Terugkijkend op deze
bespreking van de programmabegroting moet mij van het hart dat de procedure van
de behandeling nodig bijstelling verdient. Wat is nu de praktijk? Fracties
putten zich uit in voorbereiding, bijdragen in eerste termijn worden verzorgd,
er wordt om reacties van het college gevraagd en dan blijkt er nauwelijks
ruimte voor die reactie. Ook komt op een zeer laat moment de inhoudelijke
beoordeling van de moties en amendementen. En alleen dat! Als we de huidige
procedure handhaven, kunnen we voortaan volstaan met het indienen en toelichten
van de moties en amendementen.
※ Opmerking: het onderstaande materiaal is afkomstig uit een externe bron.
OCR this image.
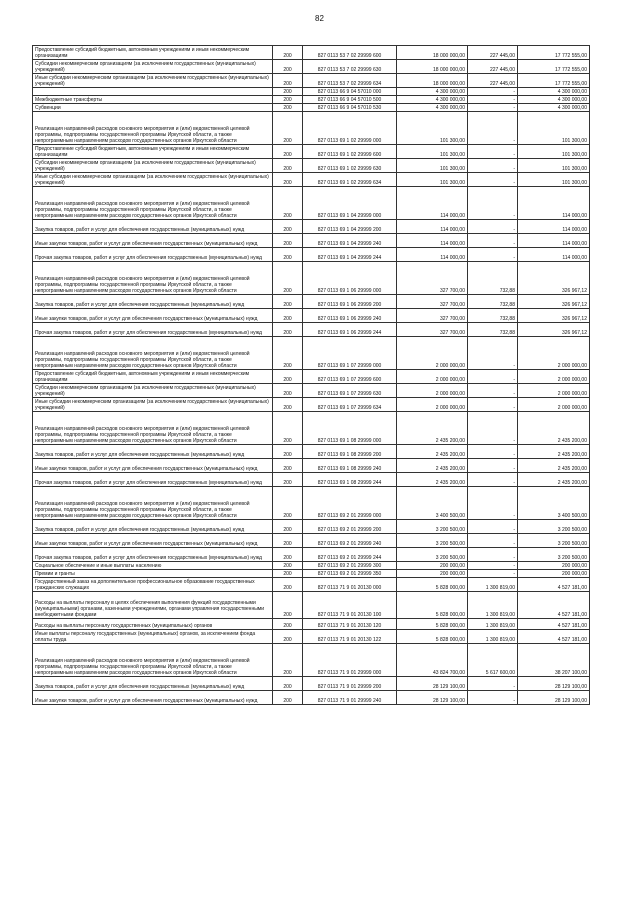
82
Предоставление субсидий бюджетным, автономным учреждениям и иным некоммерческим организациям	200	827 0113 53 7 02 29999 600	18 000 000,00	227 445,00	17 772 555,00
Субсидии некоммерческим организациям (за исключением государственных (муниципальных) учреждений)	200	827 0113 53 7 02 29999 630	18 000 000,00	227 445,00	17 772 555,00
Иные субсидии некоммерческим организациям (за исключением государственных (муниципальных) учреждений)	200	827 0113 53 7 02 29999 634	18 000 000,00	227 445,00	17 772 555,00
	200	827 0113 66 9 04 57010 000	4 300 000,00	-	4 300 000,00
Межбюджетные трансферты	200	827 0113 66 9 04 57010 500	4 300 000,00	-	4 300 000,00
Субвенции	200	827 0113 66 9 04 57010 530	4 300 000,00	-	4 300 000,00
Реализация направлений расходов основного мероприятия и (или) ведомственной целевой программы, подпрограммы государственной программы Иркутской области, а также непрограммным направлениям расходов государственных органов Иркутской области	200	827 0113 69 1 02 29999 000	101 300,00	-	101 300,00
Предоставление субсидий бюджетным, автономным учреждениям и иным некоммерческим организациям	200	827 0113 69 1 02 29999 600	101 300,00	-	101 300,00
Субсидии некоммерческим организациям (за исключением государственных (муниципальных) учреждений)	200	827 0113 69 1 02 29999 630	101 300,00	-	101 300,00
Иные субсидии некоммерческим организациям (за исключением государственных (муниципальных) учреждений)	200	827 0113 69 1 02 29999 634	101 300,00	-	101 300,00
Реализация направлений расходов основного мероприятия и (или) ведомственной целевой программы, подпрограммы государственной программы Иркутской области, а также непрограммным направлениям расходов государственных органов Иркутской области	200	827 0113 69 1 04 29999 000	114 000,00	-	114 000,00
Закупка товаров, работ и услуг для обеспечения государственных (муниципальных) нужд	200	827 0113 69 1 04 29999 200	114 000,00	-	114 000,00
Иные закупки товаров, работ и услуг для обеспечения государственных (муниципальных) нужд	200	827 0113 69 1 04 29999 240	114 000,00	-	114 000,00
Прочая закупка товаров, работ и услуг для обеспечения государственных (муниципальных) нужд	200	827 0113 69 1 04 29999 244	114 000,00	-	114 000,00
Реализация направлений расходов основного мероприятия и (или) ведомственной целевой программы, подпрограммы государственной программы Иркутской области, а также непрограммным направлениям расходов государственных органов Иркутской области	200	827 0113 69 1 06 29999 000	327 700,00	732,88	326 967,12
Закупка товаров, работ и услуг для обеспечения государственных (муниципальных) нужд	200	827 0113 69 1 06 29999 200	327 700,00	732,88	326 967,12
Иные закупки товаров, работ и услуг для обеспечения государственных (муниципальных) нужд	200	827 0113 69 1 06 29999 240	327 700,00	732,88	326 967,12
Прочая закупка товаров, работ и услуг для обеспечения государственных (муниципальных) нужд	200	827 0113 69 1 06 29999 244	327 700,00	732,88	326 967,12
Реализация направлений расходов основного мероприятия и (или) ведомственной целевой программы, подпрограммы государственной программы Иркутской области, а также непрограммным направлениям расходов государственных органов Иркутской области	200	827 0113 69 1 07 29999 000	2 000 000,00	-	2 000 000,00
Предоставление субсидий бюджетным, автономным учреждениям и иным некоммерческим организациям	200	827 0113 69 1 07 29999 600	2 000 000,00	-	2 000 000,00
Субсидии некоммерческим организациям (за исключением государственных (муниципальных) учреждений)	200	827 0113 69 1 07 29999 630	2 000 000,00	-	2 000 000,00
Иные субсидии некоммерческим организациям (за исключением государственных (муниципальных) учреждений)	200	827 0113 69 1 07 29999 634	2 000 000,00	-	2 000 000,00
Реализация направлений расходов основного мероприятия и (или) ведомственной целевой программы, подпрограммы государственной программы Иркутской области, а также непрограммным направлениям расходов государственных органов Иркутской области	200	827 0113 69 1 08 29999 000	2 435 200,00	-	2 435 200,00
Закупка товаров, работ и услуг для обеспечения государственных (муниципальных) нужд	200	827 0113 69 1 08 29999 200	2 435 200,00	-	2 435 200,00
Иные закупки товаров, работ и услуг для обеспечения государственных (муниципальных) нужд	200	827 0113 69 1 08 29999 240	2 435 200,00	-	2 435 200,00
Прочая закупка товаров, работ и услуг для обеспечения государственных (муниципальных) нужд	200	827 0113 69 1 08 29999 244	2 435 200,00	-	2 435 200,00
Реализация направлений расходов основного мероприятия и (или) ведомственной целевой программы, подпрограммы государственной программы Иркутской области, а также непрограммным направлениям расходов государственных органов Иркутской области	200	827 0113 69 2 01 29999 000	3 400 500,00	-	3 400 500,00
Закупка товаров, работ и услуг для обеспечения государственных (муниципальных) нужд	200	827 0113 69 2 01 29999 200	3 200 500,00	-	3 200 500,00
Иные закупки товаров, работ и услуг для обеспечения государственных (муниципальных) нужд	200	827 0113 69 2 01 29999 240	3 200 500,00	-	3 200 500,00
Прочая закупка товаров, работ и услуг для обеспечения государственных (муниципальных) нужд	200	827 0113 69 2 01 29999 244	3 200 500,00	-	3 200 500,00
Социальное обеспечение и иные выплаты населению	200	827 0113 69 2 01 29999 300	200 000,00	-	200 000,00
Премии и гранты	200	827 0113 69 2 01 29999 350	200 000,00	-	200 000,00
Государственный заказ на дополнительное профессиональное образование государственных гражданских служащих	200	827 0113 71 9 01 20130 000	5 828 000,00	1 300 819,00	4 527 181,00
Расходы на выплаты персоналу в целях обеспечения выполнения функций государственными (муниципальными) органами, казенными учреждениями, органами управления государственными внебюджетными фондами	200	827 0113 71 9 01 20130 100	5 828 000,00	1 300 819,00	4 527 181,00
Расходы на выплаты персоналу государственных (муниципальных) органов	200	827 0113 71 9 01 20130 120	5 828 000,00	1 300 819,00	4 527 181,00
Иные выплаты персоналу государственных (муниципальных) органов, за исключением фонда оплаты труда	200	827 0113 71 9 01 20130 122	5 828 000,00	1 300 819,00	4 527 181,00
Реализация направлений расходов основного мероприятия и (или) ведомственной целевой программы, подпрограммы государственной программы Иркутской области, а также непрограммным направлениям расходов государственных органов Иркутской области	200	827 0113 71 9 01 29999 000	43 824 700,00	5 617 600,00	38 207 100,00
Закупка товаров, работ и услуг для обеспечения государственных (муниципальных) нужд	200	827 0113 71 9 01 29999 200	28 129 100,00	-	28 129 100,00
Иные закупки товаров, работ и услуг для обеспечения государственных (муниципальных) нужд	200	827 0113 71 9 01 29999 240	28 129 100,00	-	28 129 100,00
Dat scheelt een hoop werk.
De aanvangstijden van
de vergadermomenten zijn ook ongewenst vroeg. Na een volledige dagtaak nogmaals
zo’n zes uur vergaderen is eigenlijk van de gekke! Wij verwachten volgend jaar
een andere aanpak. Daarbij is de VVD-fractie voorstander van behandeling via de
commissies.
Wij verwachten ook
wat minder ontradingen. De beoordelingen kunnen flexibeler en consistenter. Als
beleid eraan komt, kan het college gewoon ter ondersteuning en eerste
aanwijzing de moties laten behandelen en doen aannemen of vooraf duidelijker
aangeven wat de raad op korte termijn kan verwachten. Ook dat scheelt een heleboel
tekst en bijbehorende moties. Het wisselend bij ontraden wel of niet toch een
mogelijkheid zien om iets met de motie te doen, is ook opvallend. Ik raad het
college aan om zelf nog eens kritisch naar de formuleringen van de reacties te
kijken.
Rest mij om degenen
die de behandeling van de programmabegroting mogelijk hebben gemaakt, met name
de griffie en de bodes, te danken voor hun inzet.
Mevrouw
DEKKER (SP): Voorzitter. De wijze van behandeling van de programmabegroting
verdient geen schoonheidsprijs. Op de praktische invulling zullen wij later
terugkomen. Het voorstel van mevrouw Steffen kunnen wij volgens mij niet
helemaal steunen, maar daar moeten wij het maar eens over hebben. Veel vragen
bleven onbeantwoord, bijvoorbeeld over opleidingsbudgetten en corporaties. Met
sommige zaken zijn wij blij, maar met veel zaken niet. De visie op wonen is
bijvoorbeeld de onze niet en is dat nooit geweest. Wij voelen ons daarin
gesteund door veel deskundigen, die helaas niet door lijken te dringen in
Delft. De wijze van behandelen van de armoede is wat ons betreft niet urgent
genoeg. Ook op “work first” en integratie hebben wij commentaar. Wij zullen dan
ook tegen deze programmabegroting stemmen.
De
heer MEULEMAN (Stadsbelangen): Voorzitter. Onze fractie heeft er behoefte aan
om nogmaals aan te geven dat deze behandeling van moties en amendementen de
zorgvuldigheid en de belangen van de bewoners van onze stad niet ten goede
komt. Dat moeten wij voortaan dus gewoon anders doen. Een aantal jaren geleden
heeft onze fractie al eens gepleit voor een schriftelijke eerste termijn, zodat
wij de eerste avond direct met elkaar in discussie kunnen. Je zou er ook aan
kunnen denken om anderhalve week of twee weken voor de behandeling van de
programmabegroting moties naar elkaar te sturen, zodat je echt dualisme in deze
raad krijgt. Wij moeten het in ieder geval niet meer op deze manier doen, want
dit is een vrij onbevredigende manier. Vroeger hebben wij het ook wel eens in
drie avonden gedaan. Misschien moeten wij ook daar nog maar eens over denken.
Mevrouw
STOLKER (PvdA): Voorzitter. De PvdA-fractie is ontstemd, tevreden en trots.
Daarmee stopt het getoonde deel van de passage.